According to a 2009 Census Bureau report, roughly 71% of those registered to vote participated in the 2008 presidential election, a statistic slightly lower than that of the 2004 presidential election. These statistics, combined with an apparent apathy towards politics and news in general, have led to politicians and journalists alike scrambling to find new and innovative ways to reach out to the public. Whether through Twitter “debates” or smartphone news apps, one thing is certain: the ability to effectively engage the public can make all the difference in election outcomes.
The NY Times recently launched a new app, Election 2012, geared specifically towards covering election news, polls, opinions, and more. Sarah Wheaton, an editor at the NY Times, explained the purpose behind the app.
“It’s really a reflection of trends that we’re seeing in how people consume news,” Wheaton said in an interview with NY Times podcast Bit: Tech Talk. “I just found a study the other day that said that people spend 65 minutes on their mobile device and adults tend to spend only 45 minutes with print media, so this is sort of our effort to take advantage of the fact that people are using their mobile devices.”
The app gives users access to not only articles from the NY Times, but other publications as well.
“One of the things that can be so exhilarating about political coverage is that it is a very collaborative field, even among the competitors,” Wheaton said in the podcast interview. “So, one person will report that somebody said something and then the reporters who are covering a different candidate will ask that candidate to respond, or people are building on each other’s stories, and that’s why we felt it is important to not just include NY Times coverage.”
The app also provides an election guide, complete with a primaries calendar, polls, candidates, state-by-state news and statistics, and G.O.P. debates. It also is complete with opinions and multimedia, such as videos on the trail with the contenders. Jonathan Ellis, assistant editor for digital platforms at the NY Times, explained the analysis behind the app in the same interview.
“We’re really looking everywhere, not just a set list of sources, so we can bring in anything to the app that we think is most relevant in the political discussion of the day,” Ellis said. “The app also has shortcuts to the political homepages of other news organizations, so if you’re sort of a political junkie that needs to check all of those top sources on a daily basis, you can make the app your one-stop-shop for that.”
The boom in technological innovations has led to a need for speed among internet and wireless users. Breaking news can no longer wait to be delivered to one’s doorstep. Newsrooms and TV stations alike are constantly searching for ways to bridge the gap between the reporters and their audiences. With such a large pool of news sources, from the publications themselves to Twitter and other social media, journalists run the risk of inundating their audiences with too much news coming from too many directions. And sometimes, all it takes is an overkill for people to lose interest altogether.

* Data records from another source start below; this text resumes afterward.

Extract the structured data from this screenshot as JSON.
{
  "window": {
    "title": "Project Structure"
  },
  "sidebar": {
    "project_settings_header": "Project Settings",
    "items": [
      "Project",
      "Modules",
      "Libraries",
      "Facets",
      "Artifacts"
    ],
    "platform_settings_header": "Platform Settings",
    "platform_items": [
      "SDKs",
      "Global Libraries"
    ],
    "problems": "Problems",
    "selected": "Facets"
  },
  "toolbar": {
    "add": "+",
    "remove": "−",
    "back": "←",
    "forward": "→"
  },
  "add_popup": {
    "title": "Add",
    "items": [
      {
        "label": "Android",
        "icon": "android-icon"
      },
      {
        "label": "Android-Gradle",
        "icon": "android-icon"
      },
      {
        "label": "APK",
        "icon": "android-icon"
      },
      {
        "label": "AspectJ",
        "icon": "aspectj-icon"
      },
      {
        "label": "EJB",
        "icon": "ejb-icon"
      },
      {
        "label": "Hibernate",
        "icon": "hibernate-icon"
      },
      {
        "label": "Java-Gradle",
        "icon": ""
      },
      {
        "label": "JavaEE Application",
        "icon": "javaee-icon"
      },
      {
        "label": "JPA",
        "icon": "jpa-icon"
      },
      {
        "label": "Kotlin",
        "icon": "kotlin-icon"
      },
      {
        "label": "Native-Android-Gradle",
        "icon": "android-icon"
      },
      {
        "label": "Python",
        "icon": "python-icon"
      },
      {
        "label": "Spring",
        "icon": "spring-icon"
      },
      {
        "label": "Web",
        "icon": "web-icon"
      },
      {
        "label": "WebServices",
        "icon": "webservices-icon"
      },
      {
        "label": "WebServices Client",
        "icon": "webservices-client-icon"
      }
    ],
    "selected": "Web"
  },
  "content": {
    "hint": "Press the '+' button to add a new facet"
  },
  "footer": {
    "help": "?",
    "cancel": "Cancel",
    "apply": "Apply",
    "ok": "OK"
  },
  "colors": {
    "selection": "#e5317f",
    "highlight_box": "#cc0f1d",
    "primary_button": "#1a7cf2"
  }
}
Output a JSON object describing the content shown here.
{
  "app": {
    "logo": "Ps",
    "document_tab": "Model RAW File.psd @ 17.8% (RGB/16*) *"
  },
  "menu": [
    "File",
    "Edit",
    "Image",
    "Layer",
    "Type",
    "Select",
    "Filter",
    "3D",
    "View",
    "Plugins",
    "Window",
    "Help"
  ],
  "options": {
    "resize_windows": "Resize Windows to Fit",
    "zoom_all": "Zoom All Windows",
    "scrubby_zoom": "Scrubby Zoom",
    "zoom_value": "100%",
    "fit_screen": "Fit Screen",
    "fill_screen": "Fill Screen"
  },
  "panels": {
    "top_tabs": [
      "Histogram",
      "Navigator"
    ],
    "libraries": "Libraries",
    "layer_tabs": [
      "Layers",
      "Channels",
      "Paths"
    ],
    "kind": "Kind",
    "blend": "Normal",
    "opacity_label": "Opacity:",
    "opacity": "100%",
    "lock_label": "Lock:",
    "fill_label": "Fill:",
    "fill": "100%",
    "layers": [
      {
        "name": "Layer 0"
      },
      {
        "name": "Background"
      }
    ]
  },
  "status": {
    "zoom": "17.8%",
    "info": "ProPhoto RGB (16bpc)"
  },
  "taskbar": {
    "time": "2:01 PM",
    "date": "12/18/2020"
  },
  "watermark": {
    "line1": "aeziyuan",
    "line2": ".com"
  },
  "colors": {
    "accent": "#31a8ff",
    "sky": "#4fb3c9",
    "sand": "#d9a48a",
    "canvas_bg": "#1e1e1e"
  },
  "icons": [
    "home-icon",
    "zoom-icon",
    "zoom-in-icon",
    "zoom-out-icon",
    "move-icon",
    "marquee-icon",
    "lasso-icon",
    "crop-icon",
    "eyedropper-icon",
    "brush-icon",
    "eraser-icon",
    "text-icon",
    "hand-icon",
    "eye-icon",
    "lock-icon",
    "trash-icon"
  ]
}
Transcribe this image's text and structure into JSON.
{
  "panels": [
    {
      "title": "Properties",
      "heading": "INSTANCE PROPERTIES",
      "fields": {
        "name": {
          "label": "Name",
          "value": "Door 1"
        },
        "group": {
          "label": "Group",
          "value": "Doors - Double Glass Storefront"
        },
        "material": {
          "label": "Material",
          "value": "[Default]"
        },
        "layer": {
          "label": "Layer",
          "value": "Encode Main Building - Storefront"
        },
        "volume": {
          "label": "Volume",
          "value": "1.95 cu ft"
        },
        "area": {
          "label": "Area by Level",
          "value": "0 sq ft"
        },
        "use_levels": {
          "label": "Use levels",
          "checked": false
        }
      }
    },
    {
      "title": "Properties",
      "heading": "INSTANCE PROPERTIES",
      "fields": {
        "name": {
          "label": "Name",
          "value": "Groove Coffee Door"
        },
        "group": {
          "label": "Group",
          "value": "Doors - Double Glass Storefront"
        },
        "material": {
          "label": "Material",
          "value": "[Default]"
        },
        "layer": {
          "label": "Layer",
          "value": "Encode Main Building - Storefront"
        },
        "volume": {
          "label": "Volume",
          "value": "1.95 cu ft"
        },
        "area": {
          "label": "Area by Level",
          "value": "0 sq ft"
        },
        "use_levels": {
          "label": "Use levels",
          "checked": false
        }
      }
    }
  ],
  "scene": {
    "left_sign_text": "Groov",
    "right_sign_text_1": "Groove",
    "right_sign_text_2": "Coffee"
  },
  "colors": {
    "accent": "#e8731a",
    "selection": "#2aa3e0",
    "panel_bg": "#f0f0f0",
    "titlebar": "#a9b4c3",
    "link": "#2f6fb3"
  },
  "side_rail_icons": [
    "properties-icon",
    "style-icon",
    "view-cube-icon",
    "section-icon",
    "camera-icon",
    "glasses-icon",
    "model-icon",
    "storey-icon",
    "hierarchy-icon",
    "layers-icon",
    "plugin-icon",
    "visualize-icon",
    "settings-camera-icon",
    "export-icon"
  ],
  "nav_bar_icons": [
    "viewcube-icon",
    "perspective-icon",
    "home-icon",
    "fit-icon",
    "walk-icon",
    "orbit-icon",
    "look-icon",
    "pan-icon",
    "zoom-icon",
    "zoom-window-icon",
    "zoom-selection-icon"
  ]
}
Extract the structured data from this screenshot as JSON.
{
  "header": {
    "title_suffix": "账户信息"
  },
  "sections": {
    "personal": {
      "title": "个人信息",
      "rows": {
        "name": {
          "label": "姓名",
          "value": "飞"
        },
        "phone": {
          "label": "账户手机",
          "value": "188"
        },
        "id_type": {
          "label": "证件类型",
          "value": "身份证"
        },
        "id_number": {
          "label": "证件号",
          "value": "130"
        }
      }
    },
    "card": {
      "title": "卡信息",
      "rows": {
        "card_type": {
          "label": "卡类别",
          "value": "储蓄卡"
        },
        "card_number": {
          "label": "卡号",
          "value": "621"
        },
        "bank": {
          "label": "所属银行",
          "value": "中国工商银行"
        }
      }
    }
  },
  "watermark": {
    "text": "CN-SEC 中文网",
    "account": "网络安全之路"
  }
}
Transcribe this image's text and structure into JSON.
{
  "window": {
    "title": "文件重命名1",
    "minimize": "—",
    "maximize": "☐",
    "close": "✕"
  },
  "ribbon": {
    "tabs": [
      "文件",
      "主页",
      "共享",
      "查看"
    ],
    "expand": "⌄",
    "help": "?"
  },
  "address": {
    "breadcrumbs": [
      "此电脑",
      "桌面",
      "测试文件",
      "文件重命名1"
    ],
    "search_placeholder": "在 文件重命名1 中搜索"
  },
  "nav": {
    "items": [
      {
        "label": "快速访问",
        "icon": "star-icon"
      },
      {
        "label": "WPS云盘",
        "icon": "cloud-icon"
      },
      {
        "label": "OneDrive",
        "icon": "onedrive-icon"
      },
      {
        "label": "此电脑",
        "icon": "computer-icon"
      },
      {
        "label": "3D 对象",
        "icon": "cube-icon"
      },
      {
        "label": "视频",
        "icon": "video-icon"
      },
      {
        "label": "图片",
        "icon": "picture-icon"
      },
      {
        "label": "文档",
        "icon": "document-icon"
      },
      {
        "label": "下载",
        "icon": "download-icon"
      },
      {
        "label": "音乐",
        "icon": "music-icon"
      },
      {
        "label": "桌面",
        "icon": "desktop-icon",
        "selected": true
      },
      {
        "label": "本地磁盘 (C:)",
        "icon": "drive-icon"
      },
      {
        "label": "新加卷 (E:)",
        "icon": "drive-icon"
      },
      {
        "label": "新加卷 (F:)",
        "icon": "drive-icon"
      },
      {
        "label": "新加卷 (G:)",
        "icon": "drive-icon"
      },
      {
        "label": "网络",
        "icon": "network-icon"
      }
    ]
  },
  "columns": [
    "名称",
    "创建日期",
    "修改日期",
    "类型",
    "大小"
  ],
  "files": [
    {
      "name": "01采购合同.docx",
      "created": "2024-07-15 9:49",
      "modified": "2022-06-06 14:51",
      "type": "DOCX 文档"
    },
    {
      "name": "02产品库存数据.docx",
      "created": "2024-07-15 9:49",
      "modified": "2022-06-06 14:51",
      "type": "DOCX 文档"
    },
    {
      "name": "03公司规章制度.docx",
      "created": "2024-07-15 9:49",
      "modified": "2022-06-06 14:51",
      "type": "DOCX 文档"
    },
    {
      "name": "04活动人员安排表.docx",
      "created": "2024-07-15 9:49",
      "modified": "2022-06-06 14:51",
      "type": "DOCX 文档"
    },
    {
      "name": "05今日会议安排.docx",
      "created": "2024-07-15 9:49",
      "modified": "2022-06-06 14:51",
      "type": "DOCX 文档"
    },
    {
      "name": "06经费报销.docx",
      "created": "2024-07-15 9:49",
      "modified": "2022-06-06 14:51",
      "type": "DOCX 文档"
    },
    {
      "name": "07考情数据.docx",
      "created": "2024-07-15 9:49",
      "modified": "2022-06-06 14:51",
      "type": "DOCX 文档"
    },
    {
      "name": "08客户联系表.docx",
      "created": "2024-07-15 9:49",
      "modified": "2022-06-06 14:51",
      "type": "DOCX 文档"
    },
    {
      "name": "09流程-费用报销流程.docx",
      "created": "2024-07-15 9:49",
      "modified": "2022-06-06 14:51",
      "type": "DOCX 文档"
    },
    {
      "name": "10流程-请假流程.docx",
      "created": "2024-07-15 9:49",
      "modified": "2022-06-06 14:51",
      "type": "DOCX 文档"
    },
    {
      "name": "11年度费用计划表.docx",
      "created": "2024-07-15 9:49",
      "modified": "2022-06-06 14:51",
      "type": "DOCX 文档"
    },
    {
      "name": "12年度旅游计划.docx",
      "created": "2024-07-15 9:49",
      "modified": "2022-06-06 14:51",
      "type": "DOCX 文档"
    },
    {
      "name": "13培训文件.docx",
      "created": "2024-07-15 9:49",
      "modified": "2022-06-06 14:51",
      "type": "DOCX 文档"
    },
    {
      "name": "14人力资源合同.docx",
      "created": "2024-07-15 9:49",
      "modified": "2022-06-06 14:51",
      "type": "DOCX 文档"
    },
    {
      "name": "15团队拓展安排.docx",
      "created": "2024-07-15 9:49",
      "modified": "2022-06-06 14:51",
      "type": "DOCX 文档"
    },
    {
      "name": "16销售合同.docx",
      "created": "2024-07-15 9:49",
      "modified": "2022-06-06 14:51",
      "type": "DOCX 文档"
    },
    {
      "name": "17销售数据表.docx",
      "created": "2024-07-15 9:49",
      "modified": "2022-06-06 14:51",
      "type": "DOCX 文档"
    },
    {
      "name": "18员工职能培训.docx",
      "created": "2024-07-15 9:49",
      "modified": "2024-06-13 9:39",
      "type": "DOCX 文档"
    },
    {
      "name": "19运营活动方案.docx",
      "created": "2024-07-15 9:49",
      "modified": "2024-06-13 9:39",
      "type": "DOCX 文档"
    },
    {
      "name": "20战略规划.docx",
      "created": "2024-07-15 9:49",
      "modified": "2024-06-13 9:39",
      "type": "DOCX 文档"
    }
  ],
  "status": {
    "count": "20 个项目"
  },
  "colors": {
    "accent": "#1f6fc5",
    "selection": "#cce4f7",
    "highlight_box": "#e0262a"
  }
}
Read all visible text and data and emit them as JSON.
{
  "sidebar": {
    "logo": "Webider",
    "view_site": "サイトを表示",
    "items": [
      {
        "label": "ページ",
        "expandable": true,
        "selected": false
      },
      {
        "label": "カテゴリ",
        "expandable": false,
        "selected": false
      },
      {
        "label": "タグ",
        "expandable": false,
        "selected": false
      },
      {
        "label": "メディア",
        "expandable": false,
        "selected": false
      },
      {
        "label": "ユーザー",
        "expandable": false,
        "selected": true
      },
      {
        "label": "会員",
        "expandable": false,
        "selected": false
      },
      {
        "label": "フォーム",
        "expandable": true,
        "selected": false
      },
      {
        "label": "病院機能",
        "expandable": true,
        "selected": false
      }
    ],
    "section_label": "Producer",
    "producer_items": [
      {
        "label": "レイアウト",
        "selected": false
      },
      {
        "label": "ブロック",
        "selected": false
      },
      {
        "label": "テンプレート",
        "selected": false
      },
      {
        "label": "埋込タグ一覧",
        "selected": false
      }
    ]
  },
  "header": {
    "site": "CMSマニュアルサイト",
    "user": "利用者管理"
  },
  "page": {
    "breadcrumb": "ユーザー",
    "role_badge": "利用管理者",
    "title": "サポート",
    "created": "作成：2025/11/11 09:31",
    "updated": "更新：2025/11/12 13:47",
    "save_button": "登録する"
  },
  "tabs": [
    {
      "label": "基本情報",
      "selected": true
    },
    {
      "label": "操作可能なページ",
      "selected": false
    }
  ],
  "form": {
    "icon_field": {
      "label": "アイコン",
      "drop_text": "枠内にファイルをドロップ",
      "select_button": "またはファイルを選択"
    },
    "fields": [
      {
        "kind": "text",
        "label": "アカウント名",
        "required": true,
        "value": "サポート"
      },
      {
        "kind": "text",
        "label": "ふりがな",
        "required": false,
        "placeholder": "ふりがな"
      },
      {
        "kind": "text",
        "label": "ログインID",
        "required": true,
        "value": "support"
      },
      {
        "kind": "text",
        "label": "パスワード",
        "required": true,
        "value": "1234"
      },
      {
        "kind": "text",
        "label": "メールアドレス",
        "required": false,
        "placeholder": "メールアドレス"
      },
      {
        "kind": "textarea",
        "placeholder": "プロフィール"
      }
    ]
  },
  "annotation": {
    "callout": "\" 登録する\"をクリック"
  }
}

Apps such as Election 2012 show a clear grasp of what’s at stake. The app creators seem to wield a strong understanding of not only the upsides of such mobile innovations, but also the pitfalls to avoid. By combining a virtually limitless pool of information about the election, the app gives its users the choice of what and how much to read up on the election season. The app reaches out to both ends of the public spectrum, from the political junkie looking to stay on top of every aspect of the campaigns, to the average voter, who may not have the time to sit down each night to watch the news coverage.
The Election 2012 app is free for NY Times subscribers, but non-subscribers can still read the top six stories featured in the app each day. While the app is currently only for iPhone users, other smartphone users can access the app by going to mobile.nytimes.com/2012.